SMG Bio PicS Mark Gubb (b.1974) lives and works in Cardiff, Wales (UK). Born and raised near Margate, Kent, he works across a range of media incorporating sculpture, video, sound, installation and performance. The subjects for his work are drawn from the social and political culture he grew up in; an equal fascination with things he finds so great and so terrible about the world we live in. This often takes the form of a re-evaluation and re-interpretation of contemporary culture and history, provoking us to consider our contribution to the world we live in.

His work has been widely commissioned and exhibited in solo and group exhibitions for organisations including Artangel, Turner Contemporary (Margate), Dublin Contemporary, Aspex Gallery (Portsmouth), Postmasters Gallery (NYC), Matthew Bown Gallery (Berlin), Mostyn (Llandudno), Castlefield Gallery (Manchester), ICA (London) and PS1 MoMA (NYC).

Residencies/fellowships include URRA International Residency, Buenos Aires, Argentina (2011), Standpoint Futures, Standpoint Gallery, London (2010), Cove Park, Scotland (2008), Arts Council of England’s International Fellowship at Bunkier Sztuki, Krakow, Poland (2005) and The Wheatley Fellowship at Birmingham Institute of Art and Design (2005).

Permanent public works include commissions for Grizedale Arts, Nottingham Contemporary, Aspex Gallery (Portsmouth) and The Welsh Assembly Government.

He is also a Senior Lecturer in Fine Art at The University of Worcester and is currently working towards a solo-show at Mostyn (Llandudno) in March 2018. This exhibition will be alongside a solo exhibition by LA-based British Pop Artist, Derek Boshier, which he will co-curate.

Artist’s Statement

I am particularly excited by the proposition of different sites and contexts. Increasingly I am examining ideas of agency – the action of my own agency through the work and also that of the object, site and audience – how those three elements combine to act upon one another. This is most evident in my public and performance works where a key consideration and intention is that they engage with an audience often experiencing them as an authentic version of what’s being visually or experientially represented (a billboard, a concert, a street preacher etc.)
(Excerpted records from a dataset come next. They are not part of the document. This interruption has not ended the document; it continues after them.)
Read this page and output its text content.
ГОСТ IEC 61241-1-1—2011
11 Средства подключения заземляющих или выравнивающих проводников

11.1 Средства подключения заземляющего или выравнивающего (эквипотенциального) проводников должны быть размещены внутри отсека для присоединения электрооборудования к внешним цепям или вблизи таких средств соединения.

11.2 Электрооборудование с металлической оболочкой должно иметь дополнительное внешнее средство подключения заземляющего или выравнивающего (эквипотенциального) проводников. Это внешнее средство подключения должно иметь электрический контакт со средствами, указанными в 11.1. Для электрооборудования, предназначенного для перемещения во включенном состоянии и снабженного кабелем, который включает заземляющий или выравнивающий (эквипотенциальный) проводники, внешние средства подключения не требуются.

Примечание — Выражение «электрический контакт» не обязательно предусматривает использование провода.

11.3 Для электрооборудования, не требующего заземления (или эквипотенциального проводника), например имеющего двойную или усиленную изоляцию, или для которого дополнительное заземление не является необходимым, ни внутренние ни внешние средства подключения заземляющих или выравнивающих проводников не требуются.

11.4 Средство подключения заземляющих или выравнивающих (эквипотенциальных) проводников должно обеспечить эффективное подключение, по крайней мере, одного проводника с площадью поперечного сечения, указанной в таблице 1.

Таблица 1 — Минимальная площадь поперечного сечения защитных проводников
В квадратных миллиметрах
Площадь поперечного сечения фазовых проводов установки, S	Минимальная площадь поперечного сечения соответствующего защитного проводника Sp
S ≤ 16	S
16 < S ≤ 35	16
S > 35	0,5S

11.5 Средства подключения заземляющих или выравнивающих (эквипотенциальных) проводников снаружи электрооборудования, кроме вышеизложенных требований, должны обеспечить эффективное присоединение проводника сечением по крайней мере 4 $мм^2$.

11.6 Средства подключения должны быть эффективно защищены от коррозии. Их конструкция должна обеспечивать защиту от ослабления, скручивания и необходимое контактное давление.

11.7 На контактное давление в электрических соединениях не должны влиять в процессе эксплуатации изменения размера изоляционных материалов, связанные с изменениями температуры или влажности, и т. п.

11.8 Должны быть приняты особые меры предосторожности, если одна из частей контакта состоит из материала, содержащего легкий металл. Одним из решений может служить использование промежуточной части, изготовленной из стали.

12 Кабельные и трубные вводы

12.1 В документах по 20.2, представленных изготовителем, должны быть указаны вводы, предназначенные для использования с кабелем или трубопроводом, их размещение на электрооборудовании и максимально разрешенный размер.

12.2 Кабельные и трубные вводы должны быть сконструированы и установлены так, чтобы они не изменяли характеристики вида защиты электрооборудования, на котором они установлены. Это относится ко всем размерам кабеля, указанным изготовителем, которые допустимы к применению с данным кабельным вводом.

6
In terms of my work’s subjects, it is the space where I can discuss the interesting and disturbing things I see in the world. I am a product of the culture, politics and geography I have grown up in. As a life-long music fan I am aware that my performance works incorporate the dynamics of the live music experience, as well as on occasion using music and its subcultures as a primary source. Having been born in the mid-70s, the politics and paranoia of the 80s and their contemporary resonance is something that continually reappears in my work. Having grown up in a dilapidated seaside town, the extreme contradictions of the bright and showy summer months in relation to the desolate and grey winter has had a profound visual and experiential impact on what I make. Whilst I tend to avoid direct autobiography, I am also acutely aware of the idiosyncrasy of these things.

I am consistently excited by the relationships formed through my creative process and often find myself returning to individuals I meet. During research I’m engaged in conversations with people who have a particular relationship with a subject, history or culture, through performances I employ individuals with specific backgrounds or histories, and through the fabrication process I often work with individuals outside of the traditional arts sphere who have very specific skills. As a creative individual who is very much interested in people and their stories, the dynamics of these relationships often feed me as much as the final outcomes. In the same way I seek out and value these conversations through the filter of my work’s production, I attempt to imbue something of this open and conversational dynamic in the work itself.